岡倉天心記念、という性質から企画展は近代日本画が主のようだが、展示室はそれなりの広さがあり、大きな作品を多数展示できる。私が見た筑波大学の日本画専攻の教員による作品展は非常に見ごたえがあった。昭和までの、たとえば横山大観 (岡倉天心の愛弟子) などによる日本画から相当の発展をしていて、一見すると日本画には全然見えないものもあるが、流れは繋がっていると言われれば、そういう気もしてくる。作品の寸法がそもそも大きいこともあるだろうが、迫力や訴求力を非常に強く感じる。
食事
美術館は海に面して建っており、館内ロビーのカフェからは海と、その向こうの福島県いわき市のいわきマリンタワーや勿来火力発電所を眺めながら食事をとれる。コーヒーのテイクアウトサービスが、アイスもホットもある。また近くに大津漁港があるので、海鮮料理屋が周囲にたくさんあり、うまいものには事欠かない。ただ平日は営業してなかったりするので要確認である。美術館入口の真向かいにある料理屋は平日でも営業していて、地元民ご用達である。国道6号線に出て北上すればすぐいわき市で、南下するよりは早く都市部に出られる。
周囲
岡倉天心の別荘を転用したという日本美術院は、今はもうそこにはないが、跡地に石碑が建っている。崖の上である。美術館のウェブサイトでは天心遺跡記念公園と書いてあるが、公園の雰囲気はあまりない。公園としては整備途上なのかな、と思う。
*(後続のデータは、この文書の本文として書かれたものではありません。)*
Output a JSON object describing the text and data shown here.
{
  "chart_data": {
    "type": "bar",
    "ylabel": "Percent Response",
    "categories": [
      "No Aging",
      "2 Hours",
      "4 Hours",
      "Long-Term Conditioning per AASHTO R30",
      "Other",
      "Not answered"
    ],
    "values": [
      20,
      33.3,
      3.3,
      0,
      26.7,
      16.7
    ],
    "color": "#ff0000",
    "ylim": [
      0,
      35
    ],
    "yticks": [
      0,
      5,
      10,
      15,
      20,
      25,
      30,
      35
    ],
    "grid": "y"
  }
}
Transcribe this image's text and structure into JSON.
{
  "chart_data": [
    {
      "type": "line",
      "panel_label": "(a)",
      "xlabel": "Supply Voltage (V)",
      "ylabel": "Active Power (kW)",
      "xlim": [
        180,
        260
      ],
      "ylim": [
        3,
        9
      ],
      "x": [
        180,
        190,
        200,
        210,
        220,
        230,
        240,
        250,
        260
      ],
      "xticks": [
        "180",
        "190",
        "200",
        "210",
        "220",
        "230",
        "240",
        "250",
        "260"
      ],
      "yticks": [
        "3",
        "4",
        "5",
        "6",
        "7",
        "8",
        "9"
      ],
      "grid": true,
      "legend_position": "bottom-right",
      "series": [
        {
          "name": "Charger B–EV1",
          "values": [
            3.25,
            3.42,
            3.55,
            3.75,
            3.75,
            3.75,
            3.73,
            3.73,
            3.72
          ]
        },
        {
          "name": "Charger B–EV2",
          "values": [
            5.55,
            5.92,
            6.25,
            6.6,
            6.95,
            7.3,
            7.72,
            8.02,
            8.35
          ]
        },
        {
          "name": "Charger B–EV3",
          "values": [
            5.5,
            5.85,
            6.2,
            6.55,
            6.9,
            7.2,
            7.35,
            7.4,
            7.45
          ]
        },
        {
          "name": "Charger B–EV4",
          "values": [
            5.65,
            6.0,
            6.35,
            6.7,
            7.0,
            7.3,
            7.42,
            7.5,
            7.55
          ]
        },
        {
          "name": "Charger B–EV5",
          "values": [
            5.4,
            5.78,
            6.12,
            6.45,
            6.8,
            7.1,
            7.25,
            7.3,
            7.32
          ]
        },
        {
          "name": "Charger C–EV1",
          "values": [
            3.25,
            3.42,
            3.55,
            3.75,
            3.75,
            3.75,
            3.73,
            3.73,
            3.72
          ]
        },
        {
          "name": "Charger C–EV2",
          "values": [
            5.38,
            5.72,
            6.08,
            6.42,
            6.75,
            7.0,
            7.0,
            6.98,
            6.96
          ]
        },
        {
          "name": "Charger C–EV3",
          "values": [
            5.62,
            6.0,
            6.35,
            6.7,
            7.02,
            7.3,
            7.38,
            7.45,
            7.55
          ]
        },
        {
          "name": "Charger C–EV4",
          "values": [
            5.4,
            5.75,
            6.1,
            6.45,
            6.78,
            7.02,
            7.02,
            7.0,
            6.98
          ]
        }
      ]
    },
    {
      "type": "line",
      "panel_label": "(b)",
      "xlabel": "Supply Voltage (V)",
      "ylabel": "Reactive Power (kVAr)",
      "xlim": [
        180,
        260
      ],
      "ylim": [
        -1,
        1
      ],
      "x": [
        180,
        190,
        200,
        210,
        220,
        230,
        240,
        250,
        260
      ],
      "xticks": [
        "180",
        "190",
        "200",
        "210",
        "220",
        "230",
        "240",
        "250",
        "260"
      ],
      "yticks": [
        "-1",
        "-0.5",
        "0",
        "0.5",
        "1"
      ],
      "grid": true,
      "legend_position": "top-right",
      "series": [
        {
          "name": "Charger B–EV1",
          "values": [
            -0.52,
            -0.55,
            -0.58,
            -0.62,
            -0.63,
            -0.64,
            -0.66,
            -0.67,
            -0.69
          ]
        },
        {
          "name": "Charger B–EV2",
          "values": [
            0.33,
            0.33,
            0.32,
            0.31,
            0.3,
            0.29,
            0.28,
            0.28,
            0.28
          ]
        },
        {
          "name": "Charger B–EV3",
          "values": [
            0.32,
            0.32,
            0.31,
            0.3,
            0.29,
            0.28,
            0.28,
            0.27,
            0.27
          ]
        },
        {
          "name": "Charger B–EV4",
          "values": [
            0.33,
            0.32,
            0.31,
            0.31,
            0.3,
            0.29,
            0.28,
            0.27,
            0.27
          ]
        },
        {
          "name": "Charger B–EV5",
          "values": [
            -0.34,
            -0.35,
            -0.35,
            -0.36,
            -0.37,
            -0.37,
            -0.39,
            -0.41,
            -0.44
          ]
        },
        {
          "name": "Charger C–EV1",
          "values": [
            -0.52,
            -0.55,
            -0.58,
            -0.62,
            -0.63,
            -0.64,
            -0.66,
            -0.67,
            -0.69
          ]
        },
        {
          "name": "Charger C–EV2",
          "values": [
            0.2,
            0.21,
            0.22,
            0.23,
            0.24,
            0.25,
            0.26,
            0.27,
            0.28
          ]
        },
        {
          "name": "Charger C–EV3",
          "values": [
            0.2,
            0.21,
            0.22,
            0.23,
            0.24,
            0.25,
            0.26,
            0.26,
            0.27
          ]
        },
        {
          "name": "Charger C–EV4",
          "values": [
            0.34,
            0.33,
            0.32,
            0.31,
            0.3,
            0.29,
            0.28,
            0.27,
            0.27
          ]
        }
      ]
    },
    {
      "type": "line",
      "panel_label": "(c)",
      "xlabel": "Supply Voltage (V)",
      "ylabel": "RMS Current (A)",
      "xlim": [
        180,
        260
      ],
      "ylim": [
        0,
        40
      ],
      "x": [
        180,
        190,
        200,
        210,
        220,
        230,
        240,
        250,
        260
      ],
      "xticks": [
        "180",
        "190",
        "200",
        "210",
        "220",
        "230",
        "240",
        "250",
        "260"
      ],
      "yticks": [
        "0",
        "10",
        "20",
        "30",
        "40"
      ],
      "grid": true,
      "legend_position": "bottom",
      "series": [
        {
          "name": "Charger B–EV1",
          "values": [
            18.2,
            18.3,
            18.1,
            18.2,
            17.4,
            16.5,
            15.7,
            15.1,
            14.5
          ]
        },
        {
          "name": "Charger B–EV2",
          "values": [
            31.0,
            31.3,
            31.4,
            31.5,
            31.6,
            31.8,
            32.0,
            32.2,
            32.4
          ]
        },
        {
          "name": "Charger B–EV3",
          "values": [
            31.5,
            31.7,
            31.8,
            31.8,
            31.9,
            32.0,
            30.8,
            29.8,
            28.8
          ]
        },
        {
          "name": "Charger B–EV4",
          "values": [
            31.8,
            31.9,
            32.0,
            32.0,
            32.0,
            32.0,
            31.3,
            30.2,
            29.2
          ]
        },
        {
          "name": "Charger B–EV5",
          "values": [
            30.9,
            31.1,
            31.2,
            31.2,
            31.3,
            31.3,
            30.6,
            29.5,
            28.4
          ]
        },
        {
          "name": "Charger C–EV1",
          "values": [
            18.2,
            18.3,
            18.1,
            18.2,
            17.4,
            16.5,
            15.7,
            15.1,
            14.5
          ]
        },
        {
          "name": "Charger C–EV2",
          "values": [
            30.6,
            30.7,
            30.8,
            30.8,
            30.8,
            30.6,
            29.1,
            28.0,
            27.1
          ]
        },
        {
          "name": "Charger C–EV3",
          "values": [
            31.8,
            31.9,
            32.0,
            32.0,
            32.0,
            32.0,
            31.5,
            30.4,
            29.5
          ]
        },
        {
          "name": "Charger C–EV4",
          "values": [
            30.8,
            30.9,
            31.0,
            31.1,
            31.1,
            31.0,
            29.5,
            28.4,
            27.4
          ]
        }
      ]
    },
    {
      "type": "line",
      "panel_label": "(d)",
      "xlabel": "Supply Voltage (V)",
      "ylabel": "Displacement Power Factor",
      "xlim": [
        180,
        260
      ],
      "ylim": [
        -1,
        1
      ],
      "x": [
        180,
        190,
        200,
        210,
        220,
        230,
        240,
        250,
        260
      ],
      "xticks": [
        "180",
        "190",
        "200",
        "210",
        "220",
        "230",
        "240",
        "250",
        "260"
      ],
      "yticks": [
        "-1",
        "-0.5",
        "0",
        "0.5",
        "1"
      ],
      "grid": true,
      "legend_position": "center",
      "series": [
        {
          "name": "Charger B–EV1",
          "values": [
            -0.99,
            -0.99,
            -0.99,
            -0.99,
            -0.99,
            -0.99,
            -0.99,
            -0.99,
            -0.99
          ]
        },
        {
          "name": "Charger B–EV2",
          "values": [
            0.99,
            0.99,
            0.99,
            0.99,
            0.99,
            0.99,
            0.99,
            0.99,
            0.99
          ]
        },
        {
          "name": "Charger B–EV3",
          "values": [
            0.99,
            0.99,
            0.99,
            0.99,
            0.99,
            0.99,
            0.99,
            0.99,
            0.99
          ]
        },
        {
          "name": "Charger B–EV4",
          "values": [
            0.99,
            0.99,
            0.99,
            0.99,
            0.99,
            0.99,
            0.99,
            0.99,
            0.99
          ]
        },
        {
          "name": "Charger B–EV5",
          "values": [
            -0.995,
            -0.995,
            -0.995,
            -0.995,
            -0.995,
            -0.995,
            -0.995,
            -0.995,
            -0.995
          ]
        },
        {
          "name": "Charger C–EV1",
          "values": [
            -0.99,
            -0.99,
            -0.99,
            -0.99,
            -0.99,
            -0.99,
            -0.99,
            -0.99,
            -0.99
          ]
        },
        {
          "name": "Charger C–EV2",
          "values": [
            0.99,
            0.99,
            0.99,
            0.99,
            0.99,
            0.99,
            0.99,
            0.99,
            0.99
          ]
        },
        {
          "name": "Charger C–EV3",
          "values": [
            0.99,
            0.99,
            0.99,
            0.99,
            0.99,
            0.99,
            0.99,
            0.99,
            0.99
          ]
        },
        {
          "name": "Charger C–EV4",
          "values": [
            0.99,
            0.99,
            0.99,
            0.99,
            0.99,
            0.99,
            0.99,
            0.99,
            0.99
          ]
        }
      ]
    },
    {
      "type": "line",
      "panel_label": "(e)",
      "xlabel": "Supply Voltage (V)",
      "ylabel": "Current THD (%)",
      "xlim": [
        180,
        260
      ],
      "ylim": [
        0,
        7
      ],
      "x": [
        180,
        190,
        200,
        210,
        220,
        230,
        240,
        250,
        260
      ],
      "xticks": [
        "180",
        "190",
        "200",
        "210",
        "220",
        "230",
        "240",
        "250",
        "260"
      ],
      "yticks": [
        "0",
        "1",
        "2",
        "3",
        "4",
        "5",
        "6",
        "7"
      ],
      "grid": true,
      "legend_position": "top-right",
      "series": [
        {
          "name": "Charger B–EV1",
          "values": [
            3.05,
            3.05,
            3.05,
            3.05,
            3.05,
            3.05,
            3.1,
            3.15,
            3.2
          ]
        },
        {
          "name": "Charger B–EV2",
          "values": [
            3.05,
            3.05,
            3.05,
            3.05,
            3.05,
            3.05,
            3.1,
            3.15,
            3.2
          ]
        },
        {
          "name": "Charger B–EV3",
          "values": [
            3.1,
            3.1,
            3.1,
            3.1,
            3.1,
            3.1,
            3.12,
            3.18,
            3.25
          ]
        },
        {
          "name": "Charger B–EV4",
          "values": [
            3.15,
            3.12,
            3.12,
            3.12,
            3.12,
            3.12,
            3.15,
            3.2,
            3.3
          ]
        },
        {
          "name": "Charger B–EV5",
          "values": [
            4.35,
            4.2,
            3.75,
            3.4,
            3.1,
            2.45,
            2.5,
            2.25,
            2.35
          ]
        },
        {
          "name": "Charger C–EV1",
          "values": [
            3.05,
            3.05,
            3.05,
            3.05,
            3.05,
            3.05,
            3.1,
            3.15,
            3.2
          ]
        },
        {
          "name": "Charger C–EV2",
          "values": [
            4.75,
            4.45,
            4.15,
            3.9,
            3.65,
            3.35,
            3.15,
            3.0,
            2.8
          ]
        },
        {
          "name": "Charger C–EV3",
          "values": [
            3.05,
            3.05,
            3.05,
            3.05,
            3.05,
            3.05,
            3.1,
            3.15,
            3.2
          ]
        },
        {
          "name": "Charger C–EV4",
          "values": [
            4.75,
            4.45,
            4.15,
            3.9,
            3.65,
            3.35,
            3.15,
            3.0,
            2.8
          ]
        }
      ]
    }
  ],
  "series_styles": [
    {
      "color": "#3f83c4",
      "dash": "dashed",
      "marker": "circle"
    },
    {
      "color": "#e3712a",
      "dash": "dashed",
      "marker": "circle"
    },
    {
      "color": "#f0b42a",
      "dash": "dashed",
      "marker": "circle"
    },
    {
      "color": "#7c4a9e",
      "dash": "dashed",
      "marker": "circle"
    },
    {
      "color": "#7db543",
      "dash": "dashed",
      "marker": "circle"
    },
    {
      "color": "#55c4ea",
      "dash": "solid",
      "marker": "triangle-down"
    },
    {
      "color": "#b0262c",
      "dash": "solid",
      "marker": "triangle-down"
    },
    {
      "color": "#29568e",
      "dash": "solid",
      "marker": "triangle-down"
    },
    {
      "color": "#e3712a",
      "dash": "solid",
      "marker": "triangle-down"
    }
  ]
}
日本美術院の建物は五浦岬公園の展望台のそばに再現されていて、映画のロケ地になったようである。またそのそばの岡倉天心の住居跡には茨城大学の五浦美術文化研究所が設置され、海に臨む六角堂から荒波が崖を洗う様子などを見ていると、天心が住んで活動していた当時の様子を窺える。
美術館から北に 20 km くらいでいわき市、小名浜で、アクアマリンふくしまがある。またスパリゾートハワイアンズも 30 km くらいである。いわき市では、市街地のど真ん中に市立美術館があり、これも五浦美術館から 30 km くらいである。ブログに「コンパクトながらパワフルな活動を展開」とあるが、その通りだと思う。
ツーリング的には、北西に山越えして、福島県須賀川市とかを通って会津若松や猪苗代湖に行くのも楽しいと思う。150 km くらいである。そこまで行くと、サルバドール・ダリに特化した諸橋近代美術館が近い (猪苗代湖の北 10 km くらい)。または五浦から西に 100 km くらい行くと那須高原で、こちらにはステンドグラスやテディベアなど、テーマを絞った美術館がいくつもある。